A PEC da Transição é mais ampla e busca garantir dinheiro para outras rubricas do Orçamento que estão também em petição de miséria. Já lembrei aqui: a dotação da Saúde traz R$ 16,7 bilhões a menos do que neste ano. Ao programa Minha Casa Minha Vida, foram destinados R$ 34 milhões. A Educação teve uma redução de mais de R$ 4 bilhões.
Assim, ao futuro governo continua necessário aprovar a PEC da Transição. A decisão de Mendes, no entanto, assegura que não haverá paralisia no pagamento dos R$ 600 do Bolsa Família caso a negociação vá à breca.

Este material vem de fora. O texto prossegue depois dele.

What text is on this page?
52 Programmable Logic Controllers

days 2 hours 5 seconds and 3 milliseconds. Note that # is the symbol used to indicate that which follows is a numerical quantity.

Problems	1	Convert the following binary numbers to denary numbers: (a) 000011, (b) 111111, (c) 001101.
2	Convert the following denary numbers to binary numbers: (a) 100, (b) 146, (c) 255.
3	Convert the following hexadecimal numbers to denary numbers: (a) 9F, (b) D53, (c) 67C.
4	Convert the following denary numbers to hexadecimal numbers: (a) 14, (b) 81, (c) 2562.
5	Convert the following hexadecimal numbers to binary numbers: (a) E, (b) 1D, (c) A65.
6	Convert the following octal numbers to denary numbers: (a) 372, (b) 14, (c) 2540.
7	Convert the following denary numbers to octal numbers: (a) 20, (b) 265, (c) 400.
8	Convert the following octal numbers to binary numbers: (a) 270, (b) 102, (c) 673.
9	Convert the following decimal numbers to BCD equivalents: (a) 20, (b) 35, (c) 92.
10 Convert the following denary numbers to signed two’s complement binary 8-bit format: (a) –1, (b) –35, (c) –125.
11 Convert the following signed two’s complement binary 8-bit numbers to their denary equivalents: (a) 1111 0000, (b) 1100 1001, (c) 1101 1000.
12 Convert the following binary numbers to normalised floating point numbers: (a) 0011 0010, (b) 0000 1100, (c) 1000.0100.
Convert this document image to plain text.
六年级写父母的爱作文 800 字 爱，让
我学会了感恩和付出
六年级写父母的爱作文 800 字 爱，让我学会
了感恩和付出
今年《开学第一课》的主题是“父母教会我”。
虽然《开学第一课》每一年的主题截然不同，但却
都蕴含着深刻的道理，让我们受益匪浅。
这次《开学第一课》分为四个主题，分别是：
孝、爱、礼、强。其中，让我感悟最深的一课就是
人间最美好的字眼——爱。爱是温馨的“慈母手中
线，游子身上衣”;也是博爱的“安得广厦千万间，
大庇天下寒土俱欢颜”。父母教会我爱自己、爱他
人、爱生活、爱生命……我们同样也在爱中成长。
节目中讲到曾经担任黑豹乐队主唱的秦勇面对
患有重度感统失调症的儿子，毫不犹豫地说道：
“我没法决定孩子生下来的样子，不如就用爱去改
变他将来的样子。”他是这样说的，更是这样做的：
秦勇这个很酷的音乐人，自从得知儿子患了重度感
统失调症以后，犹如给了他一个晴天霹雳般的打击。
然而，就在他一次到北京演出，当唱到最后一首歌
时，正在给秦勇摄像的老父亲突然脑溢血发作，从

Aqui e ali se dizia que a abertura de crédito extraordinário poderia ser um caminho inseguro, uma vez que o teto de gastos está constitucionalizado. Mendes decide que não e explica por quê.
NÃO É ESCUDO
Em seu voto, o ministro resgata trecho do próprio voto, em 2021, quando a União apôs embargos de declaração por ocasião daquele Mandado de Injunção que pedia a implementação do programa de renda mínima:
"[o teto de gastos não pode ser usado] "como escudo para o descumprimento de decisões judiciais, circunstância que, inclusive, foi considerada no voto condutor do acórdão recorrido, o qual, ao divergir do relator, determinou que o valor do benefício deveria ser fixado pelo Poder Executivo, 'no exercício fiscal seguinte ao da conclusão do julgamento do mérito (2022)', concedendo um prazo para que os governantes pudessem se organizar".